Le rival confirmé : Tunisie, un roc en recherche de créativité

Par Farouk Abdou

Les cent quatre-vingts minutes durant lesquelles le Mali et la Tunisie ont croisé le fer en mars pour le barrage du Mondial (0-1 à Bamako, 0-0 au stade Hammadi Agrebi à Radès) ont été cohérentes avec l’image montrée par les Aigles de Carthage durant la CAN 2021 : une formation disciplinée défensivement et tactiquement, capable de montrer une détermination et un acharnement de tous les instants quand l’enjeu l’exige, qualités qui lui permettent d’atteindre une étanchéité d’un niveau top 3 continental et fermer la porte quand elle le décide à n’importe quel adversaire ; mais qui dans le même temps pâtit d’une animation offensive en manque de punch et de créativité, en manque de liant entre un milieu solide mais trop prudent et des attaquants irréguliers, et en manque d’un 9 efficace dans un poste déserté depuis de longues années.

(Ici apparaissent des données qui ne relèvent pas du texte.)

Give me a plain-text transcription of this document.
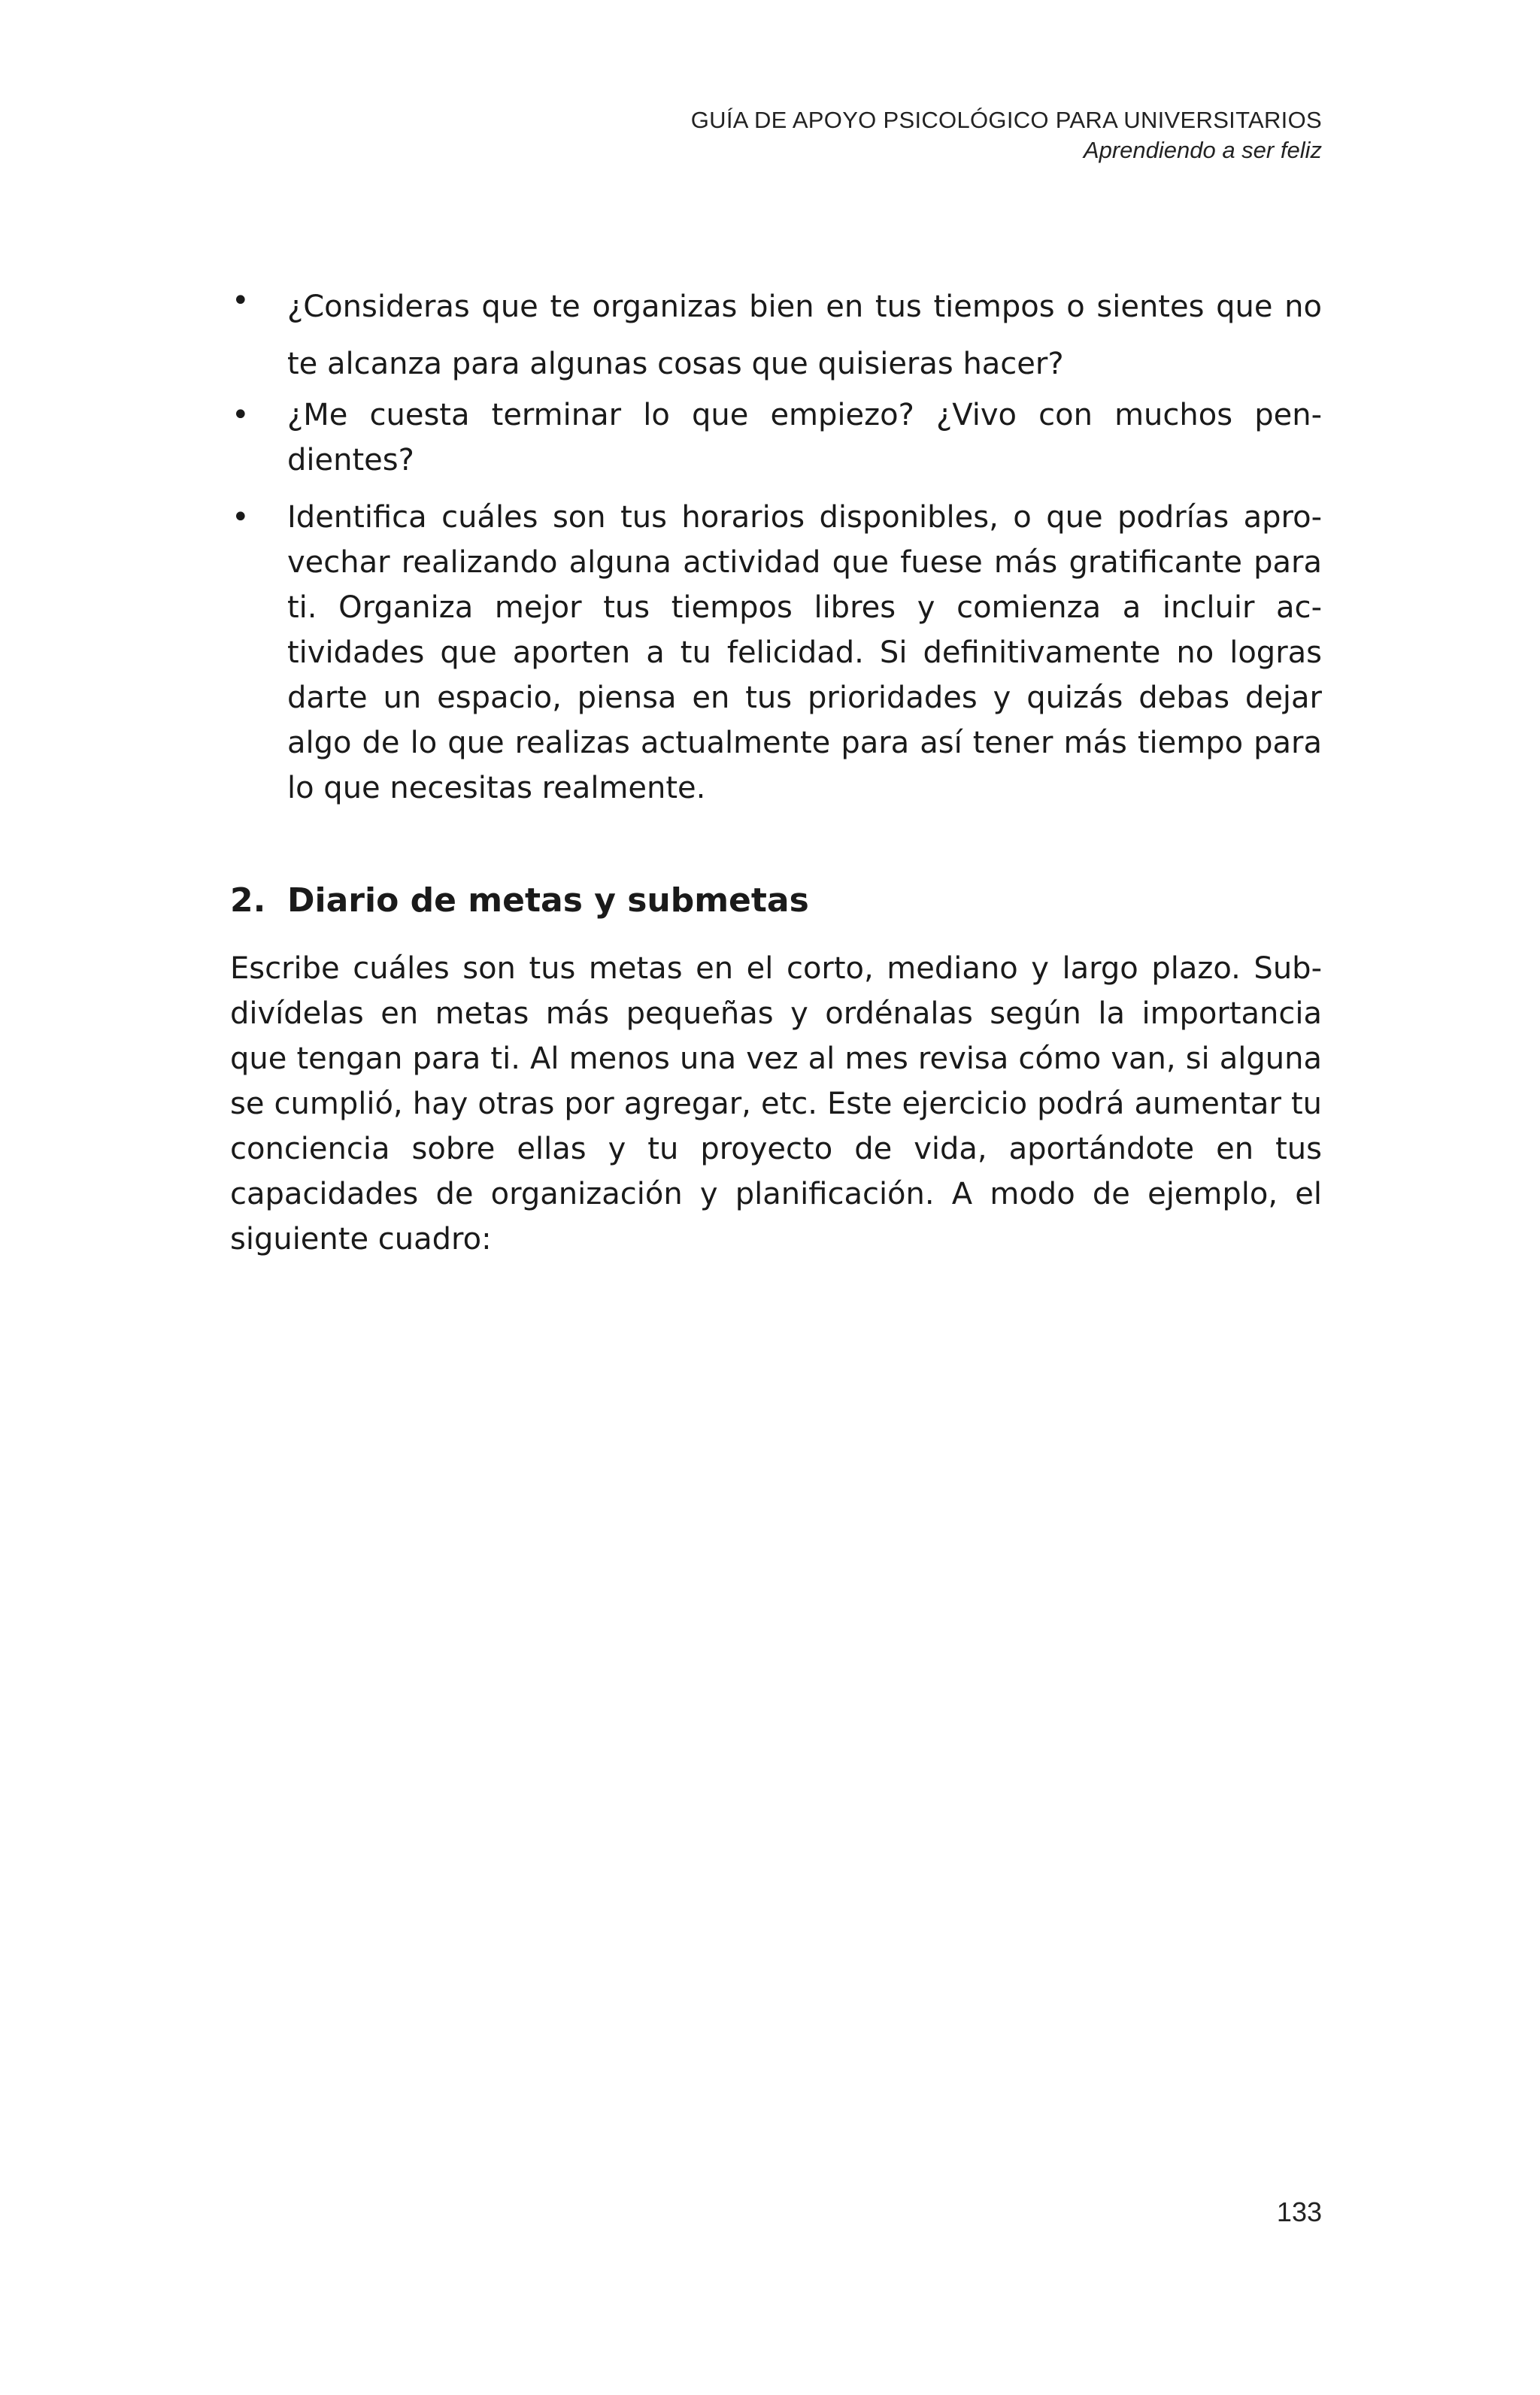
GUÍA DE APOYO PSICOLÓGICO PARA UNIVERSITARIOS
Aprendiendo a ser feliz
• ¿Consideras que te organizas bien en tus tiempos o sientes que no te alcanza para algunas cosas que quisieras hacer?
• ¿Me cuesta terminar lo que empiezo? ¿Vivo con muchos pendientes?
• Identifica cuáles son tus horarios disponibles, o que podrías aprovechar realizando alguna actividad que fuese más gratificante para ti. Organiza mejor tus tiempos libres y comienza a incluir actividades que aporten a tu felicidad. Si definitivamente no logras darte un espacio, piensa en tus prioridades y quizás debas dejar algo de lo que realizas actualmente para así tener más tiempo para lo que necesitas realmente.
2. Diario de metas y submetas

Escribe cuáles son tus metas en el corto, mediano y largo plazo. Subdivídelas en metas más pequeñas y ordénalas según la importancia que tengan para ti. Al menos una vez al mes revisa cómo van, si alguna se cumplió, hay otras por agregar, etc. Este ejercicio podrá aumentar tu conciencia sobre ellas y tu proyecto de vida, aportándote en tus capacidades de organización y planificación. A modo de ejemplo, el siguiente cuadro:

133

Pour synthétiser l’expertise défensive tunisienne, il suffit de visionner le huitième de finale de la CAN en janvier face au Nigeria (1-0 pour la Tunisie) durant lequel Skhiri et ses coéquipiers ont intelligemment bloqué les Super Eagles dans une possession stérile emmenée contre son gré dans des couloirs eux aussi fermés et un seul danger (les frappes dans l’axe aux vingt mètres) verrouillé par l’abattage d’un duo Skhiri-Laïdouni impérial. Il suffit aussi de visionner aussi le bras de fer de Radès durant laquelle la formation de Jalel Kadri (sélectionneur adjoint à la CAN, qui a succédé à Mondher Kebaier) a invité les Maliens à conclure leurs actions par des centres vers une surface surpeuplée et verrouillée par un axe central Ghandri-Talbi imposant. Les hommes de Magassouba n’ont jamais trouvé la solution à ce verrou hormis des alternatives axiales bloquées par un Laïdouni déterminant. Pour mettre la Tunisie en défaut, il faut de rares éclairs (individuels et/ou collectifs) d’une rapidité et d’une intensité éclatantes, ce que la Gambie et le Burkina Faso ont fait à la CAN mais avec une réussite optimale.

Mais pendant ce temps-là, le secteur offensif cale. Si on excepte un festival contre la Mauritanie à la CAN, les Aigles de Carthage sont tributaires soit d’une faiblesse adverse pour s’en sortir (le CSC de Sissako leur offrant au final le ticket pour Qatar 2022) ou d’un éclair exceptionnel sorti de nulle part, à l’instar de l’inspiration de Msakni face au Nigeria. En somme, il est difficile de marquer un but à une Tunisie solide et disciplinée, mais il est tout aussi difficile d’envisager d’en encaisser un.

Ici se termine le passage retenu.